Omelchenko Alisa A, Siwek Jane C, Chhibbar Prabal, Arshad Sanya, Nazarali Iliyan, Nazarali Kiran, Rosengart AnnaElaine, Rahimikollu Javad, Tilstra Jeremy, Shlomchik Mark J, Koes David R, Joglekar Alok V, Das Jishnu
Center for Systems immunology, School of Medicine, University of Pittsburgh, Pittsburgh, PA, USA.
Department of Immunology, School of Medicine, University of Pittsburgh, Pittsburgh, PA, USA.
bioRxiv. 2024 May 4:2024.05.01.592062. doi: 10.1101/2024.05.01.592062.
The explosion of sequence data has allowed the rapid growth of protein language models (pLMs). pLMs have now been employed in many frameworks including variant-effect and peptide-specificity prediction. Traditionally, for protein-protein or peptide-protein interactions (PPIs), corresponding sequences are either co-embedded followed by post-hoc integration or the sequences are concatenated prior to embedding. Interestingly, no method utilizes a language representation of the interaction itself. We developed an interaction LM (iLM), which uses a novel language to represent interactions between protein/peptide sequences. Sliding Window Interaction Grammar (SWING) leverages differences in amino acid properties to generate an interaction vocabulary. This vocabulary is the input into a LM followed by a supervised prediction step where the LM's representations are used as features. SWING was first applied to predicting peptide:MHC (pMHC) interactions. SWING was not only successful at generating Class I and Class II models that have comparable prediction to state-of-the-art approaches, but the unique Mixed Class model was also successful at jointly predicting both classes. Further, the SWING model trained only on Class I alleles was predictive for Class II, a complex prediction task not attempted by any existing approach. For de novo data, using only Class I or Class II data, SWING also accurately predicted Class II pMHC interactions in murine models of SLE (MRL/lpr model) and T1D (NOD model), that were validated experimentally. To further evaluate SWING's generalizability, we tested its ability to predict the disruption of specific protein-protein interactions by missense mutations. Although modern methods like AlphaMissense and ESM1b can predict interfaces and variant effects/pathogenicity per mutation, they are unable to predict interaction-specific disruptions. SWING was successful at accurately predicting the impact of both Mendelian mutations and population variants on PPIs. This is the first generalizable approach that can accurately predict interaction-specific disruptions by missense mutations with only sequence information. Overall, SWING is a first-in-class generalizable zero-shot iLM that learns the language of PPIs.

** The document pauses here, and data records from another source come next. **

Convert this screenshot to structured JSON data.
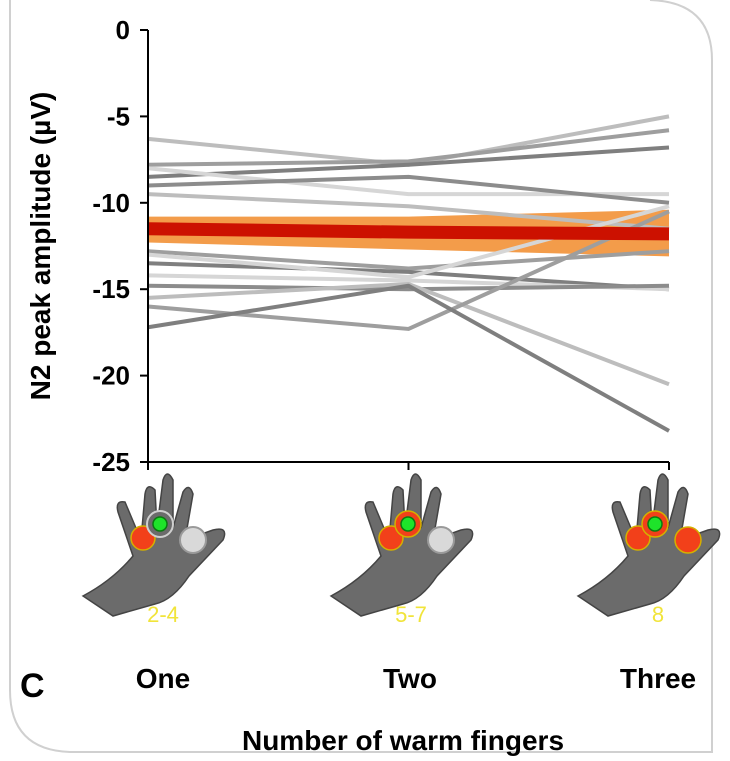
{
  "panel_label": "C",
  "colors": {
    "participant_lines": [
      "#bdbdbd",
      "#9e9e9e",
      "#7f7f7f",
      "#d6d6d6",
      "#8c8c8c"
    ],
    "mean_line": "#cc1100",
    "ci_band": "#f39c4a",
    "hand": "#6b6b6b",
    "warm_marker": "#f2401a",
    "target_marker": "#1ee32a",
    "count_text": "#f1e43a"
  },
  "chart_data": {
    "type": "line",
    "title": "",
    "xlabel": "Number of warm fingers",
    "ylabel": "N2 peak amplitude (µV)",
    "categories": [
      "One",
      "Two",
      "Three"
    ],
    "ylim": [
      -25,
      0
    ],
    "yticks": [
      "0",
      "-5",
      "-10",
      "-15",
      "-20",
      "-25"
    ],
    "grid": false,
    "legend": "none",
    "participants": [
      {
        "values": [
          -6.3,
          -7.8,
          -5.0
        ]
      },
      {
        "values": [
          -7.8,
          -7.6,
          -5.8
        ]
      },
      {
        "values": [
          -8.5,
          -7.8,
          -6.8
        ]
      },
      {
        "values": [
          -8.0,
          -9.5,
          -9.5
        ]
      },
      {
        "values": [
          -9.0,
          -8.5,
          -10.0
        ]
      },
      {
        "values": [
          -9.5,
          -10.2,
          -11.5
        ]
      },
      {
        "values": [
          -12.8,
          -13.8,
          -12.8
        ]
      },
      {
        "values": [
          -13.5,
          -14.0,
          -15.0
        ]
      },
      {
        "values": [
          -14.2,
          -14.5,
          -15.0
        ]
      },
      {
        "values": [
          -14.8,
          -15.0,
          -14.8
        ]
      },
      {
        "values": [
          -15.5,
          -14.7,
          -20.5
        ]
      },
      {
        "values": [
          -16.0,
          -17.3,
          -10.5
        ]
      },
      {
        "values": [
          -17.2,
          -14.8,
          -23.2
        ]
      },
      {
        "values": [
          -13.0,
          -14.3,
          -10.2
        ]
      }
    ],
    "mean": {
      "values": [
        -11.5,
        -11.7,
        -11.8
      ]
    },
    "ci_lower": [
      -12.3,
      -12.7,
      -13.1
    ],
    "ci_upper": [
      -10.8,
      -10.8,
      -10.4
    ],
    "hand_labels": [
      "2-4",
      "5-7",
      "8"
    ]
  }
}
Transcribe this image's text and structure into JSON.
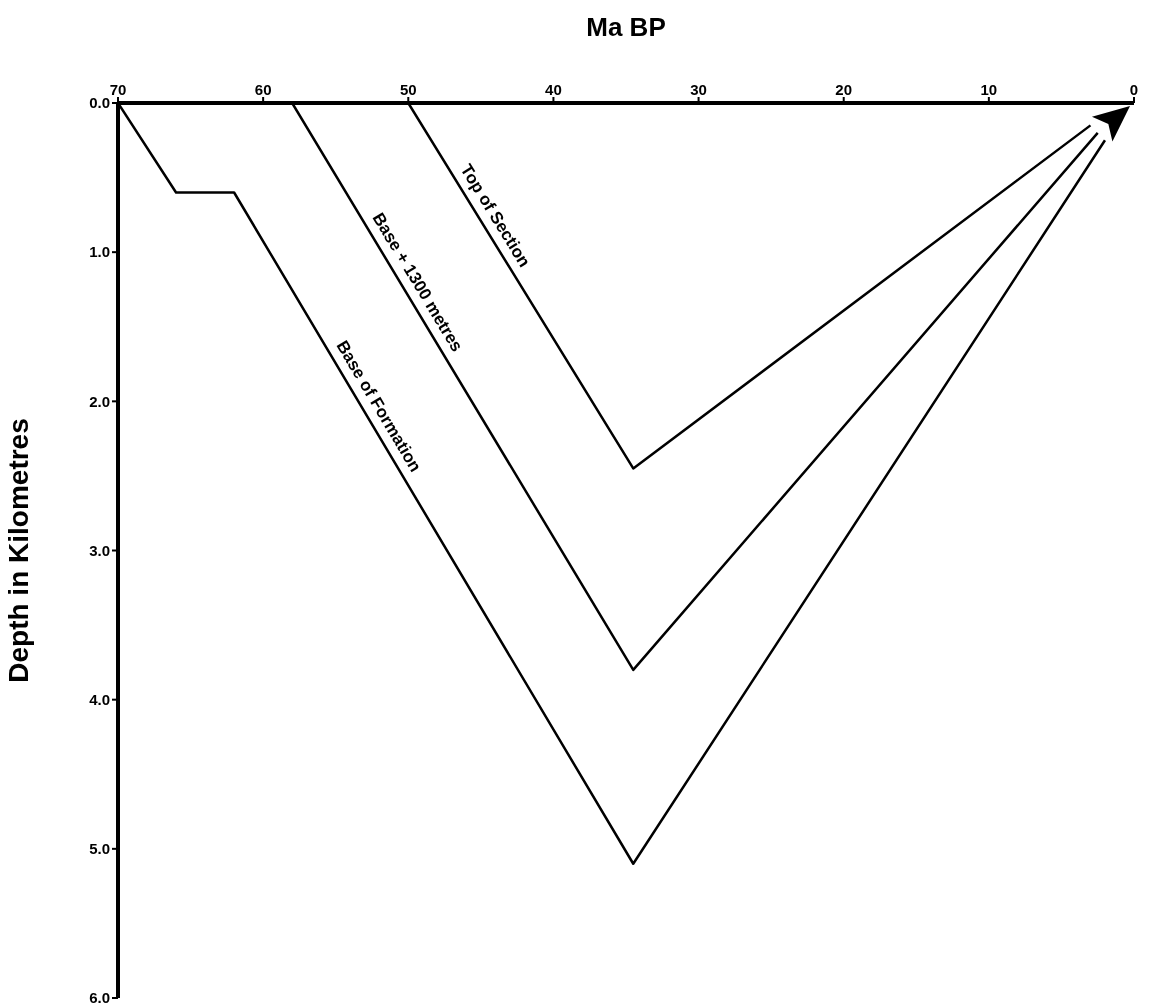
{
  "chart_data": {
    "type": "line",
    "xlabel": "Ma BP",
    "ylabel": "Depth in Kilometres",
    "xlim": [
      70,
      0
    ],
    "xticks": [
      70,
      60,
      50,
      40,
      30,
      20,
      10,
      0
    ],
    "ylim": [
      6,
      0
    ],
    "yticks": [
      {
        "value": 0,
        "label": "0.0"
      },
      {
        "value": 1,
        "label": "1.0"
      },
      {
        "value": 2,
        "label": "2.0"
      },
      {
        "value": 3,
        "label": "3.0"
      },
      {
        "value": 4,
        "label": "4.0"
      },
      {
        "value": 5,
        "label": "5.0"
      },
      {
        "value": 6,
        "label": "6.0"
      }
    ],
    "line_style": "solid",
    "series": [
      {
        "name": "Base of Formation",
        "color": "#000000",
        "x": [
          70,
          66,
          62,
          34.5,
          2
        ],
        "values": [
          0,
          0.6,
          0.6,
          5.1,
          0.25
        ]
      },
      {
        "name": "Base + 1300 metres",
        "color": "#000000",
        "x": [
          58,
          34.5,
          2.5
        ],
        "values": [
          0,
          3.8,
          0.2
        ]
      },
      {
        "name": "Top of Section",
        "color": "#000000",
        "x": [
          50,
          34.5,
          3
        ],
        "values": [
          0,
          2.45,
          0.15
        ]
      }
    ]
  }
}
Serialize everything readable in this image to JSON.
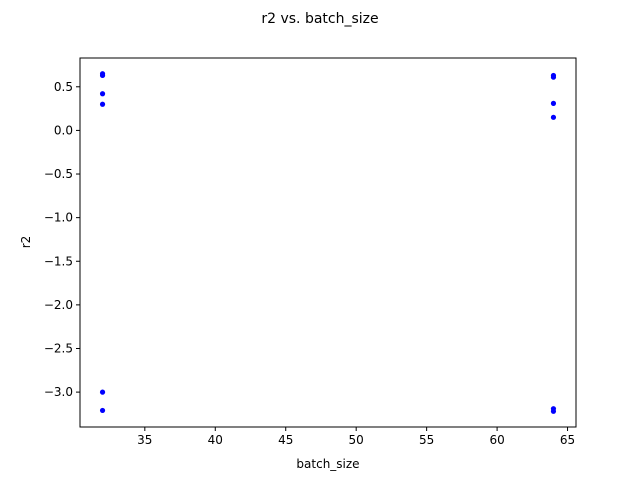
{
  "chart_data": {
    "type": "scatter",
    "title": "r2 vs. batch_size",
    "xlabel": "batch_size",
    "ylabel": "r2",
    "xlim": [
      30.4,
      65.6
    ],
    "ylim": [
      -3.4,
      0.83
    ],
    "x_ticks": [
      35,
      40,
      45,
      50,
      55,
      60,
      65
    ],
    "y_ticks": [
      0.5,
      0.0,
      -0.5,
      -1.0,
      -1.5,
      -2.0,
      -2.5,
      -3.0
    ],
    "x_tick_labels": [
      "35",
      "40",
      "45",
      "50",
      "55",
      "60",
      "65"
    ],
    "y_tick_labels": [
      "0.5",
      "0.0",
      "−0.5",
      "−1.0",
      "−1.5",
      "−2.0",
      "−2.5",
      "−3.0"
    ],
    "grid": false,
    "marker_color": "#0000ff",
    "points": [
      {
        "x": 32,
        "y": 0.65
      },
      {
        "x": 32,
        "y": 0.63
      },
      {
        "x": 32,
        "y": 0.42
      },
      {
        "x": 32,
        "y": 0.3
      },
      {
        "x": 32,
        "y": -3.0
      },
      {
        "x": 32,
        "y": -3.21
      },
      {
        "x": 64,
        "y": 0.63
      },
      {
        "x": 64,
        "y": 0.61
      },
      {
        "x": 64,
        "y": 0.31
      },
      {
        "x": 64,
        "y": 0.15
      },
      {
        "x": 64,
        "y": -3.19
      },
      {
        "x": 64,
        "y": -3.22
      }
    ]
  }
}
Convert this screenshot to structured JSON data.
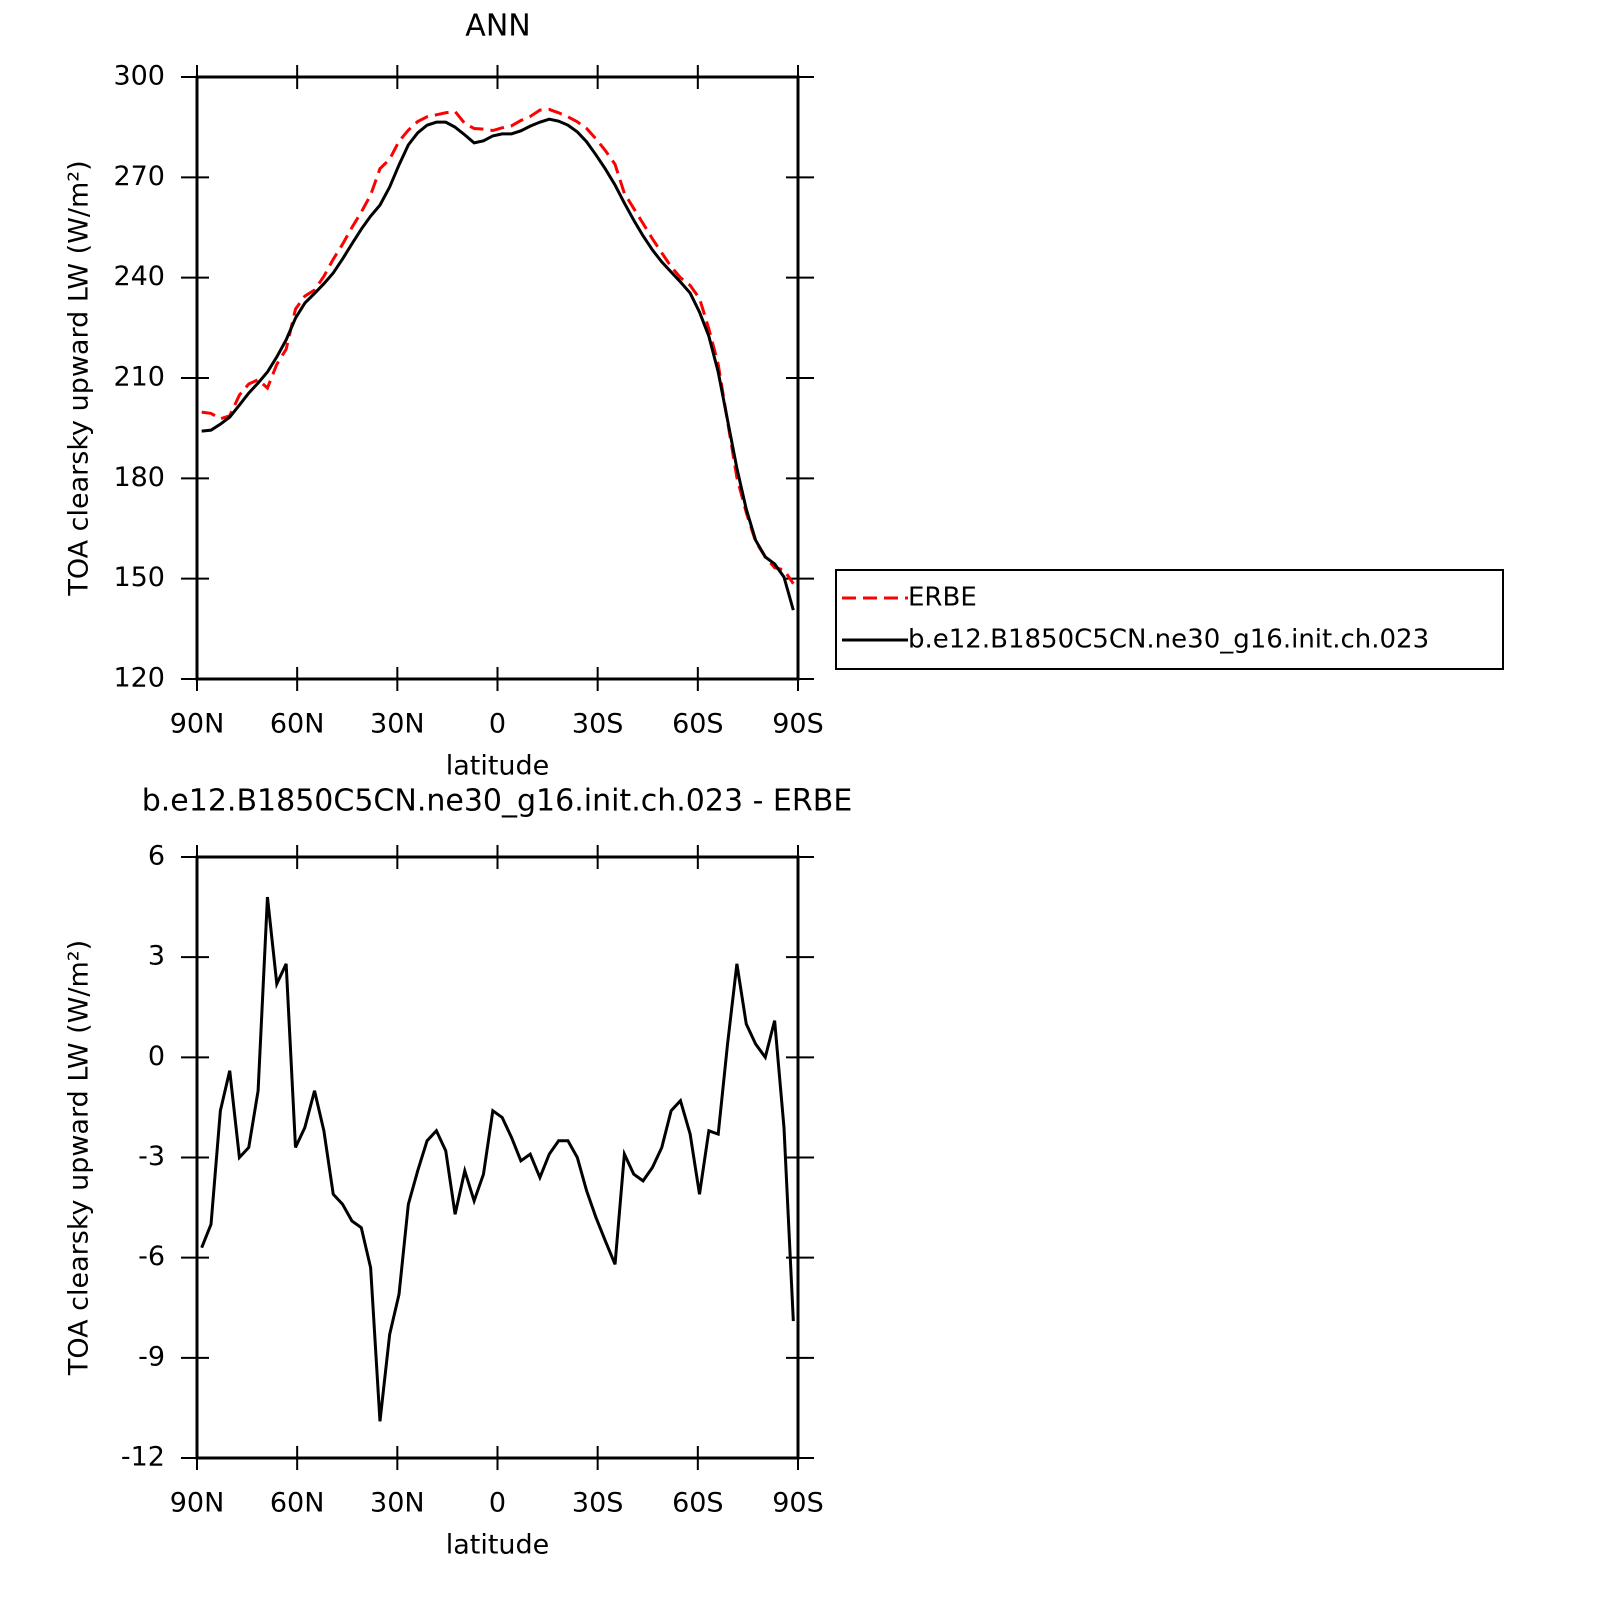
{
  "chart_data": [
    {
      "type": "line",
      "title": "ANN",
      "xlabel": "latitude",
      "ylabel": "TOA clearsky upward LW (W/m²)",
      "x": [
        88.6,
        85.8,
        83.0,
        80.2,
        77.3,
        74.5,
        71.7,
        68.9,
        66.1,
        63.3,
        60.5,
        57.7,
        54.8,
        52.0,
        49.2,
        46.4,
        43.6,
        40.8,
        38.0,
        35.2,
        32.3,
        29.5,
        26.7,
        23.9,
        21.1,
        18.3,
        15.5,
        12.7,
        9.8,
        7.0,
        4.2,
        1.4,
        -1.4,
        -4.2,
        -7.0,
        -9.8,
        -12.7,
        -15.5,
        -18.3,
        -21.1,
        -23.9,
        -26.7,
        -29.5,
        -32.3,
        -35.2,
        -38.0,
        -40.8,
        -43.6,
        -46.4,
        -49.2,
        -52.0,
        -54.8,
        -57.7,
        -60.5,
        -63.3,
        -66.1,
        -68.9,
        -71.7,
        -74.5,
        -77.3,
        -80.2,
        -83.0,
        -85.8,
        -88.6
      ],
      "xlim": [
        90,
        -90
      ],
      "xticks": [
        {
          "value": 90,
          "label": "90N"
        },
        {
          "value": 60,
          "label": "60N"
        },
        {
          "value": 30,
          "label": "30N"
        },
        0,
        {
          "value": -30,
          "label": "30S"
        },
        {
          "value": -60,
          "label": "60S"
        },
        {
          "value": -90,
          "label": "90S"
        }
      ],
      "ylim": [
        120,
        300
      ],
      "yticks": [
        120,
        150,
        180,
        210,
        240,
        270,
        300
      ],
      "legend": "right",
      "series": [
        {
          "name": "ERBE",
          "color": "#ff0000",
          "linestyle": "dashed",
          "values": [
            199.8,
            199.4,
            197.8,
            198.7,
            204.9,
            208.2,
            209.5,
            207.0,
            214.1,
            218.6,
            230.6,
            234.5,
            236.3,
            240.4,
            245.5,
            250.0,
            255.0,
            259.6,
            264.7,
            272.6,
            275.4,
            280.8,
            284.1,
            286.7,
            288.1,
            288.7,
            289.3,
            289.7,
            286.1,
            284.6,
            284.4,
            284.0,
            284.8,
            285.4,
            287.0,
            288.2,
            290.1,
            290.3,
            289.3,
            288.1,
            286.6,
            284.6,
            281.5,
            278.0,
            273.9,
            265.2,
            260.7,
            256.2,
            251.6,
            247.4,
            243.3,
            240.0,
            237.7,
            233.8,
            224.7,
            214.1,
            197.0,
            180.2,
            169.8,
            161.1,
            156.5,
            153.3,
            152.6,
            148.5
          ]
        },
        {
          "name": "b.e12.B1850C5CN.ne30_g16.init.ch.023",
          "color": "#000000",
          "linestyle": "solid",
          "values": [
            194.1,
            194.4,
            196.2,
            198.3,
            201.9,
            205.5,
            208.5,
            211.8,
            216.3,
            221.4,
            227.9,
            232.4,
            235.3,
            238.2,
            241.4,
            245.6,
            250.1,
            254.5,
            258.4,
            261.7,
            267.1,
            273.7,
            279.7,
            283.3,
            285.6,
            286.5,
            286.5,
            285.0,
            282.7,
            280.3,
            280.9,
            282.4,
            283.0,
            283.0,
            283.9,
            285.3,
            286.5,
            287.4,
            286.8,
            285.6,
            283.6,
            280.6,
            276.7,
            272.5,
            267.7,
            262.3,
            257.2,
            252.5,
            248.3,
            244.7,
            241.7,
            238.7,
            235.4,
            229.7,
            222.5,
            211.8,
            197.4,
            183.0,
            170.8,
            161.5,
            156.5,
            154.4,
            150.5,
            140.6
          ]
        }
      ]
    },
    {
      "type": "line",
      "title": "b.e12.B1850C5CN.ne30_g16.init.ch.023 - ERBE",
      "xlabel": "latitude",
      "ylabel": "TOA clearsky upward LW (W/m²)",
      "x": [
        88.6,
        85.8,
        83.0,
        80.2,
        77.3,
        74.5,
        71.7,
        68.9,
        66.1,
        63.3,
        60.5,
        57.7,
        54.8,
        52.0,
        49.2,
        46.4,
        43.6,
        40.8,
        38.0,
        35.2,
        32.3,
        29.5,
        26.7,
        23.9,
        21.1,
        18.3,
        15.5,
        12.7,
        9.8,
        7.0,
        4.2,
        1.4,
        -1.4,
        -4.2,
        -7.0,
        -9.8,
        -12.7,
        -15.5,
        -18.3,
        -21.1,
        -23.9,
        -26.7,
        -29.5,
        -32.3,
        -35.2,
        -38.0,
        -40.8,
        -43.6,
        -46.4,
        -49.2,
        -52.0,
        -54.8,
        -57.7,
        -60.5,
        -63.3,
        -66.1,
        -68.9,
        -71.7,
        -74.5,
        -77.3,
        -80.2,
        -83.0,
        -85.8,
        -88.6
      ],
      "xlim": [
        90,
        -90
      ],
      "xticks": [
        {
          "value": 90,
          "label": "90N"
        },
        {
          "value": 60,
          "label": "60N"
        },
        {
          "value": 30,
          "label": "30N"
        },
        0,
        {
          "value": -30,
          "label": "30S"
        },
        {
          "value": -60,
          "label": "60S"
        },
        {
          "value": -90,
          "label": "90S"
        }
      ],
      "ylim": [
        -12,
        6
      ],
      "yticks": [
        -12,
        -9,
        -6,
        -3,
        0,
        3,
        6
      ],
      "series": [
        {
          "color": "#000000",
          "linestyle": "solid",
          "values": [
            -5.7,
            -5.0,
            -1.6,
            -0.4,
            -3.0,
            -2.7,
            -1.0,
            4.8,
            2.2,
            2.8,
            -2.7,
            -2.1,
            -1.0,
            -2.2,
            -4.1,
            -4.4,
            -4.9,
            -5.1,
            -6.3,
            -10.9,
            -8.3,
            -7.1,
            -4.4,
            -3.4,
            -2.5,
            -2.2,
            -2.8,
            -4.7,
            -3.4,
            -4.3,
            -3.5,
            -1.6,
            -1.8,
            -2.4,
            -3.1,
            -2.9,
            -3.6,
            -2.9,
            -2.5,
            -2.5,
            -3.0,
            -4.0,
            -4.8,
            -5.5,
            -6.2,
            -2.9,
            -3.5,
            -3.7,
            -3.3,
            -2.7,
            -1.6,
            -1.3,
            -2.3,
            -4.1,
            -2.2,
            -2.3,
            0.4,
            2.8,
            1.0,
            0.4,
            0.0,
            1.1,
            -2.1,
            -7.9
          ]
        }
      ]
    }
  ]
}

序列数据的爆炸式增长推动了蛋白质语言模型(pLMs)的快速发展。目前,pLMs已被应用于许多框架中,包括变异效应和肽特异性预测。传统上,对于蛋白质-蛋白质或肽-蛋白质相互作用(PPIs),相应序列要么先进行共嵌入,然后进行事后整合,要么在嵌入之前进行拼接。有趣的是,没有一种方法利用相互作用本身的语言表示。我们开发了一种相互作用语言模型(iLM),它使用一种新颖的语言来表示蛋白质/肽序列之间的相互作用。滑动窗口相互作用语法(SWING)利用氨基酸特性的差异来生成相互作用词汇表。这个词汇表作为输入进入语言模型,随后是一个监督预测步骤,其中语言模型的表示被用作特征。SWING首先应用于预测肽:主要组织相容性复合体(pMHC)相互作用。SWING不仅成功生成了与现有最先进方法具有可比预测能力的I类和II类模型,而且独特的混合类模型在联合预测这两类相互作用方面也取得了成功。此外,仅在I类等位基因上训练的SWING模型对II类具有预测能力,这是任何现有方法都未尝试过的复杂预测任务。对于从头数据,仅使用I类或II类数据,SWING也准确预测了系统性红斑狼疮(MRL/lpr模型)和1型糖尿病(NOD模型)小鼠模型中的II类pMHC相互作用,并通过实验得到了验证。为了进一步评估SWING的通用性,我们测试了它预测错义突变对特定蛋白质-蛋白质相互作用破坏的能力。尽管像AlphaMissense和ESM1b这样的现代方法可以预测每个突变的界面以及变异效应/致病性,但它们无法预测相互作用特异性的破坏。SWING成功地准确预测了孟德尔突变和群体变异对PPIs的影响。这是第一种仅利用序列信息就能准确预测错义突变对相互作用特异性破坏的通用方法。总体而言,SWING是一流的可通用零样本iLM,它学习PPIs的语言。